Por qué los peruanos no podemos detener esta absurda escalada antidemocrática

Los reclamos por “fraude” del fujimorismo ya se han convertido en una pura puesta en escena, pero hay gente honesta e informada que sigue sin poder reconocerlo. ¿Qué les impide hacerlo?

Keiko Fujimori durante una nueva manifestación de sus seguidores en Lima (Perú) el domingo 26 de junio, para denunciar, sin pruebas, que hubo "fraude" en las elecciones presidenciales.
Keiko Fujimori durante una nueva manifestación de sus seguidores en Lima (Perú) el domingo 26 de junio, para denunciar, sin pruebas, que hubo "fraude" en las elecciones presidenciales.Gian Masko (EFE)

Lo que empezó el lunes 7 de junio como una pataleta de (probable) mala perdedora, con la candidata Keiko Fujimori hablando de “indicios de fraude” mientras las autoridades contaban aún votos, se ha traducido en un esfuerzo sistemático por entorpecer el proceso electoral y dilatar la declaración del virtual ganador de la segunda vuelta y futuro presidente peruano.

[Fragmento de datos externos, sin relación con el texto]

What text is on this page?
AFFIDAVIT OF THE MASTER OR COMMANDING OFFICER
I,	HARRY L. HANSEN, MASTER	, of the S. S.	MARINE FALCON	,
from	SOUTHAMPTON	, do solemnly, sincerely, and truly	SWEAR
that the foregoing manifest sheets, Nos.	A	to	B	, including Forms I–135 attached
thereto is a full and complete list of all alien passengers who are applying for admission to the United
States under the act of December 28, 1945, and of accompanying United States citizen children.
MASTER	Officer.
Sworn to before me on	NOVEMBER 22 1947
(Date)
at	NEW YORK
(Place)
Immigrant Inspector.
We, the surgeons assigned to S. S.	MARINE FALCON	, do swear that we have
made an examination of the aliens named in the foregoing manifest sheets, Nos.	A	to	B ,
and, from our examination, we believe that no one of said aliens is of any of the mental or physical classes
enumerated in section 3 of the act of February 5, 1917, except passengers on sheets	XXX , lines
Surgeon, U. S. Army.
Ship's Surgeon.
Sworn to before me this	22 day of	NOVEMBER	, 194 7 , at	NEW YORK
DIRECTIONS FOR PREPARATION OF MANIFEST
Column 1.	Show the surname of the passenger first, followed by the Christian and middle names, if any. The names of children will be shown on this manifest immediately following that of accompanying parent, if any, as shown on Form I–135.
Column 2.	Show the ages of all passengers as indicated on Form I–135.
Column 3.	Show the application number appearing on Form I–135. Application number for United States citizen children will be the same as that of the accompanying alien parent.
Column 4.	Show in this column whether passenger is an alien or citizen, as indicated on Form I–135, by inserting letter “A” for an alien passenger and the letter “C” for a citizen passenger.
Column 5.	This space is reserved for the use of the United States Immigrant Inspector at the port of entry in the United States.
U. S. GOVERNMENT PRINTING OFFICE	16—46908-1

Durante más de tres semanas, Keiko Fujimori y distintos aliados han insistido en que el fraude existe sin aportar ninguna prueba seria, han solicitado abiertamente anular las elecciones y han coqueteado con la amenaza de un golpe militar. Los promotores de esta peligrosa escalada del ridículo no parecen dispuestos a detenerse en su afán por deslegitimar nuestras ya precarias instituciones.

El domingo pasado, uno de sus aliados más activos por estos días, un economista llamado Daniel Córdova, conocido por un accidentado y fugaz paso como ministro, anunció a través de Twitter que mostraría “evidencia de los indicios de fraude electoral en TV Nacional”. Cuando, horas después, la periodista que lo entrevistaba le indicó que, pese a lo prometido, “hasta el momento no hay prueba de fraude”, el economista replicó: “Es que no tenemos la información para probarla” [sic].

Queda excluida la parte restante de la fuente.